"These are real pregnancies, and real losses. By not talking about them, we somehow pretend they never happened. They become less important than the pregnancies that result in live-born babies.
"Sometimes we think by not focusing on a loss, we can get through the difficult emotions more easily. I think we need to honor the experience of pregnancy loss for those who need validation and understanding."
What is most important to you to express to women who have suffered this type of experience?
"There is no right way to grieve. Grief is not just sadness. It is also anger, depression, fear, anxiety, relief, guilt, joy, and any other emotion humans experience. The point is, the more compassion you can have for yourself, and the more you surround yourself with kind and caring people, the better."
What would you say to the people in these women's lives?
"Do your best not to judge, and just to listen. Just follow her lead: stay patient, listen when she needs to talk about it, distract her when she wants distraction, and above all, try not to judge or get consumed by how you think you would deal with it differently.
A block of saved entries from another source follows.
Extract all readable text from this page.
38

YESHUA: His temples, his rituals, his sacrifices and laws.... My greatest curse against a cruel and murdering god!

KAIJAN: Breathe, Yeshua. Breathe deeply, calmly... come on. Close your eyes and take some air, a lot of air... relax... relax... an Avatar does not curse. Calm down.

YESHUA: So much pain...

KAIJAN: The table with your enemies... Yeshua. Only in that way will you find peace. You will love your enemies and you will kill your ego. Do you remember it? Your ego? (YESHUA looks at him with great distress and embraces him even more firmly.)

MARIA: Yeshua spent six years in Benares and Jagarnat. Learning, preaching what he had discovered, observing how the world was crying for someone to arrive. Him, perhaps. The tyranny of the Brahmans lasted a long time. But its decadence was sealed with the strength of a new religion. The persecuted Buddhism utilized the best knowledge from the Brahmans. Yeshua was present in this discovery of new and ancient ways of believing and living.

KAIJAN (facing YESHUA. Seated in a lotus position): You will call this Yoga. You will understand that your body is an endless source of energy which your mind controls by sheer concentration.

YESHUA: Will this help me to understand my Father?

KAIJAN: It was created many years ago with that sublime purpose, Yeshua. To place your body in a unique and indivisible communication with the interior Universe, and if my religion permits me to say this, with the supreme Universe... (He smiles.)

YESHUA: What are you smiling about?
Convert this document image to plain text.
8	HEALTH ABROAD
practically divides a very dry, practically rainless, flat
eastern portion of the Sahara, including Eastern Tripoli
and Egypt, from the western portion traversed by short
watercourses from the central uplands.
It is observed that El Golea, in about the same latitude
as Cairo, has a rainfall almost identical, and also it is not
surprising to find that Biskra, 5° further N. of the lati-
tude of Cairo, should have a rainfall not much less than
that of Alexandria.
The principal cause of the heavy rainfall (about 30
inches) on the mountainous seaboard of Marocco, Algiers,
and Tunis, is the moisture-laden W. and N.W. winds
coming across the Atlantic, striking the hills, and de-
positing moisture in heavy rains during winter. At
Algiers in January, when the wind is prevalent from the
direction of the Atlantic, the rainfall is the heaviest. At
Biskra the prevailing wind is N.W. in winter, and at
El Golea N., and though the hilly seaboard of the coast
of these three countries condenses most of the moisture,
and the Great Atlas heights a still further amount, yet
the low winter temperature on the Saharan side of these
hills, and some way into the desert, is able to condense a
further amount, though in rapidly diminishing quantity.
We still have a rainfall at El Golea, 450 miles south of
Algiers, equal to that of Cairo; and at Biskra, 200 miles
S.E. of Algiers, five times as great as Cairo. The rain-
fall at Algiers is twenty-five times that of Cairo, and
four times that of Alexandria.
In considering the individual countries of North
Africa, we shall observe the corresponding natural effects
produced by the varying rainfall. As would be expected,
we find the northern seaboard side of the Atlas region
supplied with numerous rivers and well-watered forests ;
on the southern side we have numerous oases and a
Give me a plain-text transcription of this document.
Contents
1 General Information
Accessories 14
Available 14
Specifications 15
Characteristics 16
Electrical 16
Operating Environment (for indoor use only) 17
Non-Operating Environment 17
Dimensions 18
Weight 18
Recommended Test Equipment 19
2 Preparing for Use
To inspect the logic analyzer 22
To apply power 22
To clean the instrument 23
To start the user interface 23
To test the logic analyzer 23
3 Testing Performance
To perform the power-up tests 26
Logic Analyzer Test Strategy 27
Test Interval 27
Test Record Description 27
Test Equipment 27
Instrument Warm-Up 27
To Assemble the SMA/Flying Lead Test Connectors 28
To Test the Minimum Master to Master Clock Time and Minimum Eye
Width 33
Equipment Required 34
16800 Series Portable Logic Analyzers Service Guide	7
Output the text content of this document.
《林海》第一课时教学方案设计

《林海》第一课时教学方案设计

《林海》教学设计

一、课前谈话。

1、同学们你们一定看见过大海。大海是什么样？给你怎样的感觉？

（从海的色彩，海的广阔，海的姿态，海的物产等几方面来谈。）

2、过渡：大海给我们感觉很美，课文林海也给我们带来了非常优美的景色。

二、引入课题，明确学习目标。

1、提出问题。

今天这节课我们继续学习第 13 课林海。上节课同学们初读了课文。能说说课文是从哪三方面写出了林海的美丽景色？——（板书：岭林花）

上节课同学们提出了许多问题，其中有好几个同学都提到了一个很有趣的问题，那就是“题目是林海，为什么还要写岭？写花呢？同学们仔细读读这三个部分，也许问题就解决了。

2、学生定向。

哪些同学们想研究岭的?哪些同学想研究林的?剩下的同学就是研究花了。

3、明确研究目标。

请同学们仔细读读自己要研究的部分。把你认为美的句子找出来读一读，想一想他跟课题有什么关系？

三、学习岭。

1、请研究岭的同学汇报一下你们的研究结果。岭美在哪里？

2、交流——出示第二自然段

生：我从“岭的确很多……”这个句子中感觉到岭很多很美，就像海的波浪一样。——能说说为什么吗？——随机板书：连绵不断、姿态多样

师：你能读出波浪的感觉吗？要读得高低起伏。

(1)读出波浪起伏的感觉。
"Just checking in now and then with a 'How are you doing?' is great. Letting her know you care and haven't forgotten a few weeks later is a huge gift, and it can be enough."
What would you say to partners who also suffer from miscarriages?
"The partner is in the position of needing to support the mother while also working through his/her own emotions. It can be a very challenging role to give your attention to someone else when you are in need yourself.
"All I can really say to the partners would be: it's not easy where you stand either. If you're not sure how to feel or what to do, you are not alone. Again, compassion and patience — for yourself and your partner — is the best medicine I can think of.
"My husband grieved along with me. I was lucky in that he very much felt the loss deeply, just like I did.